The nearest troops to the duke's line-of-march were the 1,980 strong 5th Westphalian Infantry Regiment, who formed the garrison of Magdeburg; they were ordered to join forces with Reubell's division before engaging the Brunswickers. The 5th Infantry, led by Colonel Pierre Simon Mayronnet (Count Wellingerode), reached Halberstadt at 11 am on 29 July, still 150 kilometres from Reubel. At 1 pm, local gendarmes warned Wellingerode that the Brunswickers were in Quedlinburg, some 14 kilometres distant. The Westphalians took little immediate action, possibly believing that the Brunswickers would take a considerable time to cover the distance and was apparently surprised to find that they were approaching the town at 5 pm. Sending out his voltigeurs to form a skirmish line, Wellingerode sent the rest of his infantry to defend the gates of the medieval town walls, supported by the troops of the town's garrison.

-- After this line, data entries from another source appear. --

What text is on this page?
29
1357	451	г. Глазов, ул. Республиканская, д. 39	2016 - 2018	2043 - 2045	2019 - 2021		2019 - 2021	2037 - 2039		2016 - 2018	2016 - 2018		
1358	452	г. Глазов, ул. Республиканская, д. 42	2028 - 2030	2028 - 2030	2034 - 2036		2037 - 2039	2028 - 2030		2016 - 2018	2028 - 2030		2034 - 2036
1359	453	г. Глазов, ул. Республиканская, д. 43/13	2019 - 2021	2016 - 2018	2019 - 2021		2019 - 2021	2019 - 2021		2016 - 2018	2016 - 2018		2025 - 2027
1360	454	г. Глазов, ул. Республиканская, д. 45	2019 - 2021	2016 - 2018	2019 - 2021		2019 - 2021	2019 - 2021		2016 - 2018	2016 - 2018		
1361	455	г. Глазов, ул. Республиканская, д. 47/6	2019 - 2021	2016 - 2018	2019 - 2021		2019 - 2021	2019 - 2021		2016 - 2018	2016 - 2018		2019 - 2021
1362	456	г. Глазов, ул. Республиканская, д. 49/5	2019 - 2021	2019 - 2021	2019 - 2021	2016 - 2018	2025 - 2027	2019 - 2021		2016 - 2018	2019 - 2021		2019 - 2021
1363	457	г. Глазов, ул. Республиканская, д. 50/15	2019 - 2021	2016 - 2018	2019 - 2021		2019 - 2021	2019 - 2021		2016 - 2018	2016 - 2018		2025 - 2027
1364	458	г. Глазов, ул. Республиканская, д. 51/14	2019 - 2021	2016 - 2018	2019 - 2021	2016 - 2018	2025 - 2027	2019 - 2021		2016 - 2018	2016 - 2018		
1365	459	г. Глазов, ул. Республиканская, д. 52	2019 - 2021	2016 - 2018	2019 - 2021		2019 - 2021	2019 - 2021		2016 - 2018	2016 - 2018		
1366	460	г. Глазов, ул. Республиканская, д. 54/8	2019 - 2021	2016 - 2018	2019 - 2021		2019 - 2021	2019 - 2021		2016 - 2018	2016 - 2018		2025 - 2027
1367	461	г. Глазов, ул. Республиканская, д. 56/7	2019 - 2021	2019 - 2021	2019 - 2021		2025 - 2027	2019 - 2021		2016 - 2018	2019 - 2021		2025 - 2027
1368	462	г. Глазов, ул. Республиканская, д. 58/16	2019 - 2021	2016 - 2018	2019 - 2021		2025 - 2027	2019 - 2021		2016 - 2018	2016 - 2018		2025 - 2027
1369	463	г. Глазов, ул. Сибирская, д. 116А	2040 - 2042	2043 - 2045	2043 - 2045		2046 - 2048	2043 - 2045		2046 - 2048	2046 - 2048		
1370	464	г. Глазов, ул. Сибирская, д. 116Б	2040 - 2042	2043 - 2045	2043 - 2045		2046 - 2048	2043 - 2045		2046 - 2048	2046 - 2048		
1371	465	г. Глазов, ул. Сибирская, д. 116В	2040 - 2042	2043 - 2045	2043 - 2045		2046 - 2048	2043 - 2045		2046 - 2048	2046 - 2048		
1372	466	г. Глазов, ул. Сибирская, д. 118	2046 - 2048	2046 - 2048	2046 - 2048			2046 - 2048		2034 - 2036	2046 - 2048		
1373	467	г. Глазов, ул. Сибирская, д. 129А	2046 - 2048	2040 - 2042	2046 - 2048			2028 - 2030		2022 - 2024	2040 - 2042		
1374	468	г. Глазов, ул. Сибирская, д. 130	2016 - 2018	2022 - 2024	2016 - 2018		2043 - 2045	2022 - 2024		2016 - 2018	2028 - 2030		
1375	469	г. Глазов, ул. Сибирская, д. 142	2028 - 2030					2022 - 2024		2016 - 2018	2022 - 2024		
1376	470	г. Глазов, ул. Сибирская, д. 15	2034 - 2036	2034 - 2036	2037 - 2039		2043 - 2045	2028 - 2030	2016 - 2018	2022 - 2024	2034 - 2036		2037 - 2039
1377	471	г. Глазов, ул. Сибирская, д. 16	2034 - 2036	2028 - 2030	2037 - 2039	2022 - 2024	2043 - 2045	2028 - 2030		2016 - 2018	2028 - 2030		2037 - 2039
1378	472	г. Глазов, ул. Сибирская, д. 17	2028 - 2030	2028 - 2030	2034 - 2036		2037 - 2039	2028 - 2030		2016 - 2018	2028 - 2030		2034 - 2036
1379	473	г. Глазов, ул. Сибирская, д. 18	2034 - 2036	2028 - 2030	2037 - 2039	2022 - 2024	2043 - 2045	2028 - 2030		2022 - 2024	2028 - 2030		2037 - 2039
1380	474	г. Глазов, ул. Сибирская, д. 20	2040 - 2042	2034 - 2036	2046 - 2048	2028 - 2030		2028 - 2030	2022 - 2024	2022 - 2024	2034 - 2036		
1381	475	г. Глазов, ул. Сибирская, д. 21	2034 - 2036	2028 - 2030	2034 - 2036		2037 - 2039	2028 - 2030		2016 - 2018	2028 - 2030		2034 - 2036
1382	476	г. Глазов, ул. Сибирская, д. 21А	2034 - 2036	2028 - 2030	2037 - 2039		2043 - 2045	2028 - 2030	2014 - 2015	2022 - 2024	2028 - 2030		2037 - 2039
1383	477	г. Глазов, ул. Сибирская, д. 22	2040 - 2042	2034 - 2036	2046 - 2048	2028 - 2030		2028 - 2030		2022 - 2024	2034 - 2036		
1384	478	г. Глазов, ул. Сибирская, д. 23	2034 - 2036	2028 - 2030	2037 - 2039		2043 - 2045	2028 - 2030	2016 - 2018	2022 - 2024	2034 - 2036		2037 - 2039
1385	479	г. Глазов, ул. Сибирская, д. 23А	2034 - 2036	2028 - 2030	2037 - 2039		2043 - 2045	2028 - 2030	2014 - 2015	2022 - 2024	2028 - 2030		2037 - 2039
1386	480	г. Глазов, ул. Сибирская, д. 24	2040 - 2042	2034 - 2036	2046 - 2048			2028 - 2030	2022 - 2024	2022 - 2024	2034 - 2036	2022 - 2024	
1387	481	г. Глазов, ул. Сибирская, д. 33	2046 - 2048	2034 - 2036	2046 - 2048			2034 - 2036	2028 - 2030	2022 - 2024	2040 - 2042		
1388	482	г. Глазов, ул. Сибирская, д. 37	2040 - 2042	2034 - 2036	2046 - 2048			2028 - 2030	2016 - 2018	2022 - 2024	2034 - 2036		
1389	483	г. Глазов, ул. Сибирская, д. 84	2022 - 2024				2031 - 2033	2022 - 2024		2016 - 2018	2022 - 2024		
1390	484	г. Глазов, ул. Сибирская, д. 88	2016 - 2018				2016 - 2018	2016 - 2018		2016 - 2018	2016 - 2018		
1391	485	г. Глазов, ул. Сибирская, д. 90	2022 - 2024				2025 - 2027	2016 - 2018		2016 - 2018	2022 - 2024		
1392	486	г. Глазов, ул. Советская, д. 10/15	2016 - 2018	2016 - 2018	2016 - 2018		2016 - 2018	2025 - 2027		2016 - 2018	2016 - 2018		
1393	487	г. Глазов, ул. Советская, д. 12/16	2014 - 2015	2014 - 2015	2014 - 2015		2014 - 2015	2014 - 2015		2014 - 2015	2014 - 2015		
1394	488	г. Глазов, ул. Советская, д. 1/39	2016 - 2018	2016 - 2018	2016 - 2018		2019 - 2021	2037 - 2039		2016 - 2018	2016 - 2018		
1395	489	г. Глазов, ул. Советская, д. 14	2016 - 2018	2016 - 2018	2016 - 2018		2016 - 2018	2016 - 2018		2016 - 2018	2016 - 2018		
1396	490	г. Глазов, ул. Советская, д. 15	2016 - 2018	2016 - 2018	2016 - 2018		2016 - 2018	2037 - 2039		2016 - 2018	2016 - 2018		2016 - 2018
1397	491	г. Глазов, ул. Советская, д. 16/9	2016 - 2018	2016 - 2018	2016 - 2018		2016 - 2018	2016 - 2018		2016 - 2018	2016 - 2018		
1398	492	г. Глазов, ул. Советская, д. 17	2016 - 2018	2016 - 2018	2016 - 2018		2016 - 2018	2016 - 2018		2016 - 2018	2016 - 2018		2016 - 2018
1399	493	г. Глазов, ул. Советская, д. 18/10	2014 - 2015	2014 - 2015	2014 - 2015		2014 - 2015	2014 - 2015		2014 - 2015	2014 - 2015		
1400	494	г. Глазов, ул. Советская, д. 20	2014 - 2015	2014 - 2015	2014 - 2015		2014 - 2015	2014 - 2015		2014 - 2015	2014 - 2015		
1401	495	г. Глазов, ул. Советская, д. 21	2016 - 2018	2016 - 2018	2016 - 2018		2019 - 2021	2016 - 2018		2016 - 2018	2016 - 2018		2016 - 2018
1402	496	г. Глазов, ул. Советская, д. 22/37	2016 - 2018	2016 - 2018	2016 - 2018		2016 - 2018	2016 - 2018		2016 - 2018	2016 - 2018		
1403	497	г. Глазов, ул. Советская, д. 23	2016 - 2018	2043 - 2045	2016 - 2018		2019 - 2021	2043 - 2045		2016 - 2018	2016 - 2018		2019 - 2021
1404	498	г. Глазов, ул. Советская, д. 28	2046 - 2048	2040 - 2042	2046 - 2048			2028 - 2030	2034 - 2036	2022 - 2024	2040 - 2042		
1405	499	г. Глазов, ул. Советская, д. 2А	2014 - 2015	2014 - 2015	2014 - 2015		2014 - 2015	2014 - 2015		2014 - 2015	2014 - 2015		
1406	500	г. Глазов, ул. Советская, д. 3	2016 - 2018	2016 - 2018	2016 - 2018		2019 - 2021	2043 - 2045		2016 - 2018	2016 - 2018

At 7 pm, the duke led one column against the Harsleber Gate while a second attacked the Kuhlinger Gate and a third, the Johannis Gate. Despite a spirited defence, all three gates were breached and obstructions, including carts full of manure, were cleared away. The Brunswickers rushed into the town shouting their battle cry of Seig oder todt! ("Victory or death!"); when the cavalry reached the main square they found the powerful regimental reserve, but this contingent, believing that they were surrounded by superior forces, surrendered. By midnight, most of the town was under Brunswick control; only the 5th Infantry's two grenadier companies held out by barricading themselves into some large houses, but finally surrendered at 5 am when the duke brought his artillery into position outside. Westphalian losses were about 600 dead and wounded, with 2,080 taken prisoner and the regimental colours captured. The Brunswick Corps lost about 400 killed and wounded.

==Aftermath==
The Duke of Brunswick resumed his march on the same day, 30 July, taking with him 200 of his prisoners who had decided to join his corps. He headed first to his former capital, the city of Brunswick, where he hoped to gain more recruits; however, few were forthcoming. Although his path was successfully blocked by Reubell outside Brunswick at the Battle of Ölper on 1 August, the Westphalians gave away their advantage by withdrawing under cover of darkness and allowing the Black Brunswickers to continue their march northwards. Closely pursued by their enemies, they finally reached the coast at Elsfleth on 6 August, where they embarked on Royal Navy ships and sailed for England. The Brunswick Corps went on to fight with the British Army in the Peninsular War and the Waterloo Campaign.